Il nostro sistema sanitario funziona ed e’ uno dei migliori al mondo. Bastano alcuni parametri per dimostrarlo: per aspettativa di vita alla nascita l’Italia si colloca al terzo posto (82,7 anni), dopo Svizzera e Giappone e sopra la media OCSE (Organizzazione per la Cooperazione e lo Sviluppo Economico). E il nostro Paese, in un ventennio (1990-2011), ha fatto registrare una diminuzione del tasso di mortalita’ per cancro pari al 20%, in netto vantaggio rispetto al dato medio OCSE (-14%). Risultati ottimali, soprattutto se considerati in rapporto alla spesa. Infatti la sanita’ costa agli italiani il 9,2% del Pil (rapporto OCSE, Health at a Glance 2013), molto meno che ai francesi (11,6%), ai tedeschi (11,3%), agli svedesi (9,5%), agli inglesi (9,4%) e quasi la meta’ che ai cittadini statunitensi (17,7%). ”Ma, nei programmi di prevenzione, l’Italia e’ ultima in Europa – spiega Francesco Cognetti, presidente della Fondazione ‘Insieme contro il Cancro’ -.
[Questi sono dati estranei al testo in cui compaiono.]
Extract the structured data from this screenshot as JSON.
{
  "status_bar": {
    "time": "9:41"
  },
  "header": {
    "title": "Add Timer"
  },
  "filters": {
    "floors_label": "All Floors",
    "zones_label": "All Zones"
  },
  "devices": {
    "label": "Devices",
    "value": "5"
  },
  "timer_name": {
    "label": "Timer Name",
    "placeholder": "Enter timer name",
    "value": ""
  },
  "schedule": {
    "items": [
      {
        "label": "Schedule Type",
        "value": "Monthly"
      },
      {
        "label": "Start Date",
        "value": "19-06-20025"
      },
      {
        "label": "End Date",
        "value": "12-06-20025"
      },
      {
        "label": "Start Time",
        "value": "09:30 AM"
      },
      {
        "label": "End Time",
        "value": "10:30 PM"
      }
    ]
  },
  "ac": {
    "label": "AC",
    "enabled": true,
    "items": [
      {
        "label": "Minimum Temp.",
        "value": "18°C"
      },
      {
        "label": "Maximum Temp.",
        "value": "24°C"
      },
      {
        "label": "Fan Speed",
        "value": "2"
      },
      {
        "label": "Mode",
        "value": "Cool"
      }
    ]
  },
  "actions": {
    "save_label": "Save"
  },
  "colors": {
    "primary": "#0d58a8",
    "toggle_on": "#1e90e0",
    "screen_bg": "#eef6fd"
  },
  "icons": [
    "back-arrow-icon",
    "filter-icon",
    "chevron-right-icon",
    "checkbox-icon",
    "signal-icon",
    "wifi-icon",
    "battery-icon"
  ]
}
In queste iniziative investiamo solo lo 0,5% della spesa sanitaria complessiva, contro una media Ue del 2,9%. Ben al di sopra si collocano Paesi come Germania (3,2), Svezia (3,6), Olanda (4,8) e Romania (6,2). Alla vigilia del semestre di presidenza del Consiglio dell’Unione europea, e’ necessario che le Istituzioni diano un segnale forte: servono piu’ fondi da destinare in campagne di prevenzione”. L’appello viene dal convegno ”L’innovazione e la ricerca farmaceutica in oncologia. Il ‘caso Italia’, fra confronti internazionali e ruolo delle Istituzioni”, promosso dalla Fondazione ”Insieme contro il Cancro” alla Camera dei Deputati, con la partecipazione di parlamentari europei e rappresentanti dell’Ambasciata americana.

”Il Presidente Hollande ha recentemente presentato un piano quinquennale, stanziando 1,5 miliardi di euro per promuovere programmi di prevenzione oncologica – continua. Cognetti -. Deve essere seguito l’esempio francese. Studi scientifici evidenziano che, seguendo semplici regole (no al fumo, dieta equilibrata, esercizio fisico costante), il 30% dei tumori e’ prevenibile. Ma ancora troppe persone non ne sono consapevoli. E’ necessario piu’ impegno nel sensibilizzare i cittadini non solo sugli stili di vita corretti, ma anche sull’importanza della diagnosi precoce”.